It is important to understand these, because they’re the backbone of modern databases. It is also important to understand the notion of database index.
In this post, we will go through two types of data structures, arrays and trees. There is also another important data structure type known as Hash Table, but we will cover that in another post!
The two dimensional array is the simplest data structure. A table can be seen as an array.
Each row represents a subject, and columns the features that describe the subjects. Each column stores a certain type of data, such an integer, string, date…etc
Let’s say there’s a table array displaying worker information. if you wanted to find all the people who worked in the UK, you’ll have to look at each row to find if that row belongs to the UK.
*This will cost you N operations* (With N being the number of row).
It’s not a bad solutions – but could there be a faster way? This is where trees come into play. Though, most modern databases do provide advanced arrays to store tables efficiently like heap-organized tables or index-organized tables. But this does not change the problem of fast searching for a specific condition with a group of columns.
A binary search tree is a binary tree with a special property, the key in each node must be:
- Greater than all keys stored in the left sub-tree
- Smaller than all keys stored in the right sub-tree
Let’s look at a tree with N =15 elements. Let’s say within this tree, I’m looking for a specific key of 208:
I start with the root, compare it to 208 to see which is greater or smaller, then continue down the appropriate path for the tree.
Let’s say 208 > root.
This means we move to the right side of the tree.
If the next value is greater than 208, then we look at the left side of the sub tree.
We continue this comparison until the value is either found, or does not exist.

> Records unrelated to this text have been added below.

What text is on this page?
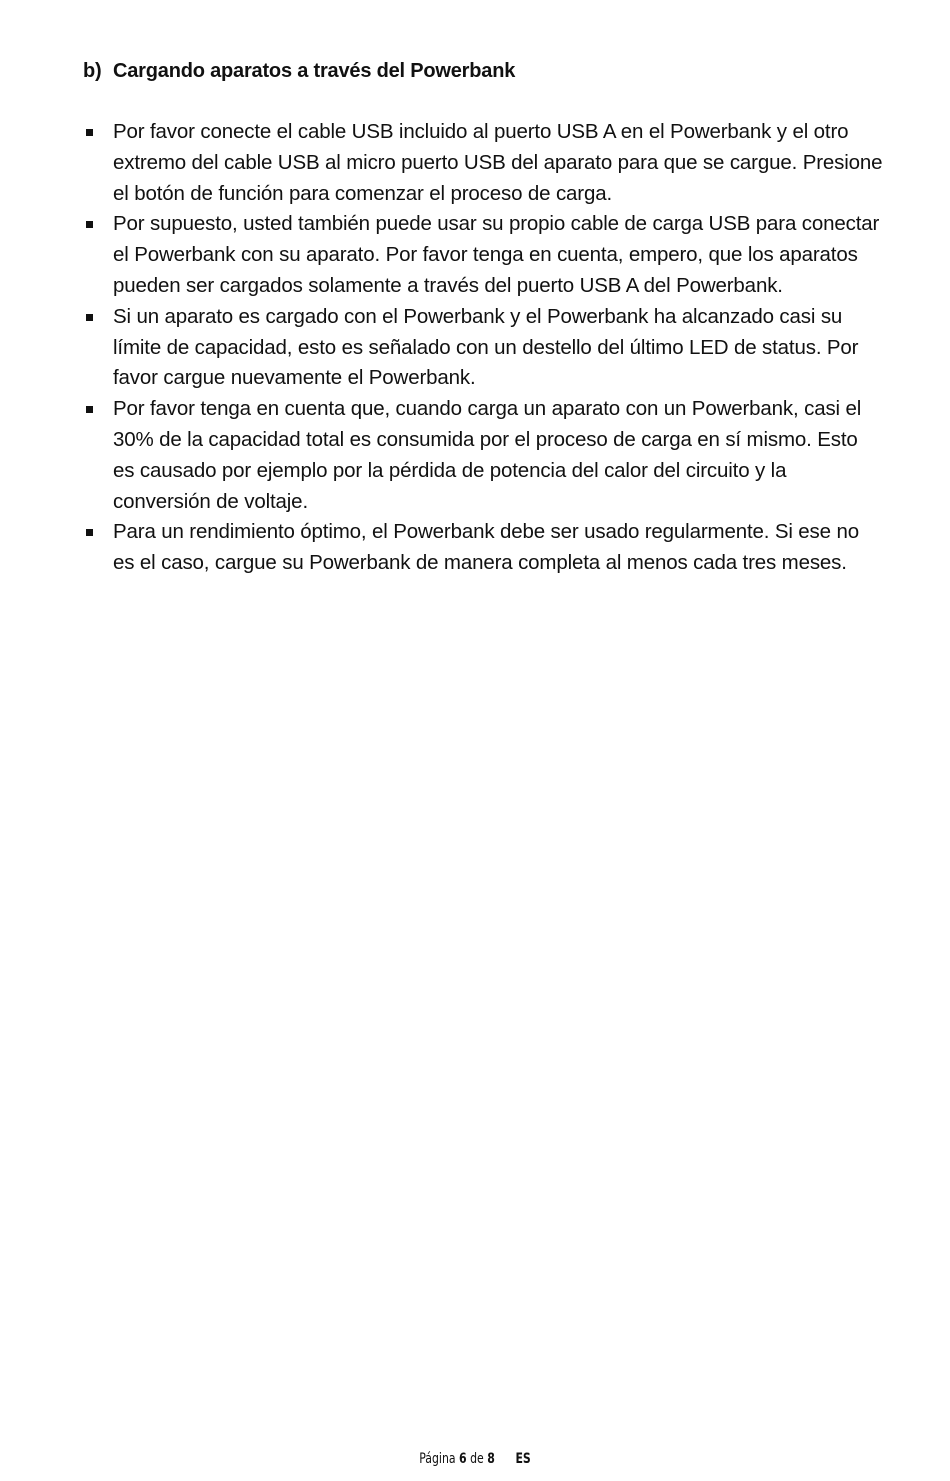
b) Cargando aparatos a través del Powerbank
Por favor conecte el cable USB incluido al puerto USB A en el Powerbank y el otro extremo del cable USB al micro puerto USB del aparato para que se cargue. Presione el botón de función para comenzar el proceso de carga.
Por supuesto, usted también puede usar su propio cable de carga USB para conectar el Powerbank con su aparato. Por favor tenga en cuenta, empero, que los aparatos pueden ser cargados solamente a través del puerto USB A del Powerbank.
Si un aparato es cargado con el Powerbank y el Powerbank ha alcanzado casi su límite de capacidad, esto es señalado con un destello del último LED de status. Por favor cargue nuevamente el Powerbank.
Por favor tenga en cuenta que, cuando carga un aparato con un Powerbank, casi el 30% de la capacidad total es consumida por el proceso de carga en sí mismo. Esto es causado por ejemplo por la pérdida de potencia del calor del circuito y la conversión de voltaje.
Para un rendimiento óptimo, el Powerbank debe ser usado regularmente. Si ese no es el caso, cargue su Powerbank de manera completa al menos cada tres meses.
Página 6 de 8 ES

In the end, the search costs the amount of levels inside the tree, and there are log(N) levels. Look again at the tree:
Top root has starts with one, the root itself. As we move along the tree, the amount of keys in each row increases by a certain pattern:
Level 1: root
Level 2: two sub trees
Level 3: four sub trees
Level 4: eight sub trees
This means that there are log(N) levels. This means the cost of search is log(N) – a definite upgrade over using N operations if we directly used the array.
Do you see why this is efficient? It scales exponentially with bigger numbers.
It is similar to a Phonebook, though a phonebook is invariably faster since we also know the exact name of who we’re searching for.
Unfortunately, this tree does have problems. A big problem is when you have to get multiple elements between two values. It will cost O(N) because you’ll have to look at each node in the tree and check if it’s between these two values. This operation is also not disk I/O friendly.
I love computer science concepts, even though I never took a class on it. Though iOS developers don’t necessarily need it, it is almost good to have this knowledge in the back of our heads. I will continue exploring and learning more about various databases and sorting algorithms.